Et certainement pas dans la plupart des pays musulmans.
Un monde musulman qui ne comprend pas cette culture de l’image

Quelle est la culture graphique des islamistes fanatiques qui vivent dans un environnement ou toute représentation (autres que celles apportées par la photographies et la télévision, étrangement) est interdite?

Il faut voir ces cases (ci dessous et ci-contre), tirées de Chroniques de Jérusalem, de Guy Delisle, pour comprendre le gouffre séparant ces deux mondes:

Guy Delisle Chronique de Jerusalem3

Est-il étonnant que des fanatiques musulmans qui n’ont quasi aucune culture de l’image telle que pratiquée en Occident, et dont le prophète n’est jamais représenté (si ce n’est sur des documents historiques dont ils ont eux-même oublié l’existence), ne comprennent pas une représentation qui non seulement n’est pas laudative, ou même simplement réaliste, mais fait appel à des siècles d’expérience graphique et de culture de libre expression dont ils n’ont même pas idée?

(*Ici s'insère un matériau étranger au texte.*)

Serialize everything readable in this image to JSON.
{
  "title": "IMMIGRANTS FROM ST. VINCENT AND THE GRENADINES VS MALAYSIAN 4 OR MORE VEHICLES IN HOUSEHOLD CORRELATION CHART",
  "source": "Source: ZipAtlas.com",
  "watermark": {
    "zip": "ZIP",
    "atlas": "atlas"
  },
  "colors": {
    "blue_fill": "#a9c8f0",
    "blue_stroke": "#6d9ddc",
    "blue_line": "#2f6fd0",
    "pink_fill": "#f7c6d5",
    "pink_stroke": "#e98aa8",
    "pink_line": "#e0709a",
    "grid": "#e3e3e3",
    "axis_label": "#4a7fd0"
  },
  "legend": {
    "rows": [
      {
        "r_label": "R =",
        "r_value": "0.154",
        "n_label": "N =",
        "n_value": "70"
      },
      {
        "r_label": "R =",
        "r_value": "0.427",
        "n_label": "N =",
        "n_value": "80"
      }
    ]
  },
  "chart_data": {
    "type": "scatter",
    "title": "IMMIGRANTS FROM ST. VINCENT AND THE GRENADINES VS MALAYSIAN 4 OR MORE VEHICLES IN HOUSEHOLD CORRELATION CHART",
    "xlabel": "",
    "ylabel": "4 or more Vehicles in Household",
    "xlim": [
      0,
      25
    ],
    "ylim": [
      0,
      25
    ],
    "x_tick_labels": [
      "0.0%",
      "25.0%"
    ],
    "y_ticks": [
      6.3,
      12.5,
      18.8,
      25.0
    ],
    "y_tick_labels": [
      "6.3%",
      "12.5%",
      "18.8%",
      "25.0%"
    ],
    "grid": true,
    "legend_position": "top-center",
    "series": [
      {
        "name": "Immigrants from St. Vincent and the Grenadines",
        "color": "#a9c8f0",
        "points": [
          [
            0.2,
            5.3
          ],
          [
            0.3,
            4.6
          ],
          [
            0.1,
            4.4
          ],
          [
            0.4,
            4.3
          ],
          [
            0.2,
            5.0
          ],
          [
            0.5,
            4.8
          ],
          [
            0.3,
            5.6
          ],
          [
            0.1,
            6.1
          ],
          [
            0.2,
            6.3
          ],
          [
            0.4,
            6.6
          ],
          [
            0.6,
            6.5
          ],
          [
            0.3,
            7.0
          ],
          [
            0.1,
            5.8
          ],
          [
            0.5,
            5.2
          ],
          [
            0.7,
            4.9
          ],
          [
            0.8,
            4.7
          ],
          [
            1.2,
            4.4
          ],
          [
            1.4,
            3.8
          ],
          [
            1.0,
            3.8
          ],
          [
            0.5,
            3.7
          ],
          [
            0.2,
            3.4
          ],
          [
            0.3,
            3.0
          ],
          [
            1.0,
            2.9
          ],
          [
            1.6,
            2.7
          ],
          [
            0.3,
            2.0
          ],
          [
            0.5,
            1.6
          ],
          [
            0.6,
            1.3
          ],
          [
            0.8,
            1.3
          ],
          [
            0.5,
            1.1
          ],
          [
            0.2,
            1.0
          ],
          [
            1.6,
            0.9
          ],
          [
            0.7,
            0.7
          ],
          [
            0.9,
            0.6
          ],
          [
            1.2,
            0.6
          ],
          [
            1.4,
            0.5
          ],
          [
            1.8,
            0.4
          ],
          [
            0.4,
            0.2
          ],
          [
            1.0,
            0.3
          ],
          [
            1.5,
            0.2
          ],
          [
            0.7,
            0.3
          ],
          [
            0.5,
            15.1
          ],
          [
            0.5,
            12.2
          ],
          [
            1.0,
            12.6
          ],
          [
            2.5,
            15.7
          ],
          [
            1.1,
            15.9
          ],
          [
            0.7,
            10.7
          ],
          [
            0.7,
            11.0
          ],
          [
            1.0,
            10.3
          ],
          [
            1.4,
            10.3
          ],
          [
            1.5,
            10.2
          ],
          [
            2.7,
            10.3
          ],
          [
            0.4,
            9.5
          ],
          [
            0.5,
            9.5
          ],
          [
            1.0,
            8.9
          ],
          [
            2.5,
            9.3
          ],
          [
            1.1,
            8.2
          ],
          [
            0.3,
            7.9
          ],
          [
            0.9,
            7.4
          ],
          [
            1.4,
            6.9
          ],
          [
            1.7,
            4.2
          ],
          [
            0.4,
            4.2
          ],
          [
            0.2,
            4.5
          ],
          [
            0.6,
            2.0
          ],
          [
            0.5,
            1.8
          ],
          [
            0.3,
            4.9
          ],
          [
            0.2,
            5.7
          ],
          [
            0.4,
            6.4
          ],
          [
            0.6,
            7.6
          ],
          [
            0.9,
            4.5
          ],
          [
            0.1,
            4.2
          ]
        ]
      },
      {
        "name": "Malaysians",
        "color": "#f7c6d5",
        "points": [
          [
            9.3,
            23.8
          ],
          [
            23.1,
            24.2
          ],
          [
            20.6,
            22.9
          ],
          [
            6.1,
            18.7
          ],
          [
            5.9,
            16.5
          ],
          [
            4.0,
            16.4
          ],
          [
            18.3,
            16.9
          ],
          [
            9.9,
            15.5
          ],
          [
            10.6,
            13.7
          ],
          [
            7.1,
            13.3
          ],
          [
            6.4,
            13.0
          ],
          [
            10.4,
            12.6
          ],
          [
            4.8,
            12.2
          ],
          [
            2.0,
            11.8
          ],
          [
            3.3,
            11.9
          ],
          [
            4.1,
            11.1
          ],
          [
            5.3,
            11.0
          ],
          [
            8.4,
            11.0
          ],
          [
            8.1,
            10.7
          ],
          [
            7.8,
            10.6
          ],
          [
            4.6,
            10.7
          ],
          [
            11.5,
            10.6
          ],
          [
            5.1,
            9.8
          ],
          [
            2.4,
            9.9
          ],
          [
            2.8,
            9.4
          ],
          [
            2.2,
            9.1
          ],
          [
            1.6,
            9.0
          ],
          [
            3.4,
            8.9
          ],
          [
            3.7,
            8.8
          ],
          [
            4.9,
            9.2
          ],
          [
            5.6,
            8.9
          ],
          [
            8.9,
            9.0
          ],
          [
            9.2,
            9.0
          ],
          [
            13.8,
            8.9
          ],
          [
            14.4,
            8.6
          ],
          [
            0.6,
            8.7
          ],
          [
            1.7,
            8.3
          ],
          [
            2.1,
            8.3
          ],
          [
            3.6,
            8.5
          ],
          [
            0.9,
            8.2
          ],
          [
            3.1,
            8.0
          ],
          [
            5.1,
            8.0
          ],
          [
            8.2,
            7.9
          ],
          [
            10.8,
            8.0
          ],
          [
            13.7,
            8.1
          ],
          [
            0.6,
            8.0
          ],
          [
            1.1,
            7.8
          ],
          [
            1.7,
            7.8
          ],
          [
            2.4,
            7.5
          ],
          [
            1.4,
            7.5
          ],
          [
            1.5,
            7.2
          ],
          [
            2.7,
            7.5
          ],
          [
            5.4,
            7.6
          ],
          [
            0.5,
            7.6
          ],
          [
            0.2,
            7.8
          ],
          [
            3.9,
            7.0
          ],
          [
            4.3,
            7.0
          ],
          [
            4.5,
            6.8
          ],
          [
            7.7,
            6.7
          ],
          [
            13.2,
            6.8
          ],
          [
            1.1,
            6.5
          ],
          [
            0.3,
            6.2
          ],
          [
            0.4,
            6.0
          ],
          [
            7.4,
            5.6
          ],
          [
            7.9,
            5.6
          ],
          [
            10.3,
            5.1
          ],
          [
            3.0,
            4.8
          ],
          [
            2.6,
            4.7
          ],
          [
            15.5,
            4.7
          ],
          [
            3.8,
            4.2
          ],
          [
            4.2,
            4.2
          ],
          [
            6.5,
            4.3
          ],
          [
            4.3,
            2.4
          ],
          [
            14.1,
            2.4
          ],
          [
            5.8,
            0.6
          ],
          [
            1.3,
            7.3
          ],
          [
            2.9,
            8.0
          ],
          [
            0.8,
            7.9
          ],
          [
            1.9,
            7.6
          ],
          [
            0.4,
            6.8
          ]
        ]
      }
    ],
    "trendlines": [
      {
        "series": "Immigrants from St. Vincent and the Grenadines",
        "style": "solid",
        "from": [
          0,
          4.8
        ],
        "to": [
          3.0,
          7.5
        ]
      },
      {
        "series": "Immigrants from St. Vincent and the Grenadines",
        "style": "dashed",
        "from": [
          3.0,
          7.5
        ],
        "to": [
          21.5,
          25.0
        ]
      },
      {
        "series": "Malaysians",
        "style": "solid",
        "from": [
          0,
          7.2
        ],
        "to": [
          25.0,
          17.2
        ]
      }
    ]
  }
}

Est-il étonnant que ce soit ces deux extrêmes qui se soient clashés? Est-il étonnant que ce soit Charlie Hebdo, journal de caricaturistes français, héritier d’une longue histoire, qui soit aujourd’hui ensanglanté? Pas vraiment. Ces deux mondes sont totalement opposés.

La Une du 14 janvier

Dans toute cette confusion, Charlie Hebdo est sorti de nouveau, mercredi dernier, avec ce dessin de Luz en Une.

Charlie Hebdi Tout est PardonnéDessin fait dans l’urgence et la douleur, par un dessinateur qui pleure encore ses amis et tremble encore d’émotion, alors que toutes les blagues sur le sujet ont déjà été faites, et qu’il ne faut surtout pas faire une « simple blague ». Dessin excellent. Dessin qui montre la hauteur de vue et le recul dont Luz est capable de faire preuve, même dans la pire des situations. Dessin qui ne pouvait être fait que par Luz, ou par un autre membre de Charlie Hebdo, sans quoi il n’aurait pas du tout la même charge émotionnelle et le même message. Dessin qui en même temps manque totalement sa cible.

Le Charlie Hebdo paru le 7 janvier était un « fanzine de lycéen », comme Luz l’a si bien dit, un petit hebdo vendu à 50.000 exemplaires, acheté par des gens pétris de culture graphique et de culture politique de gauche.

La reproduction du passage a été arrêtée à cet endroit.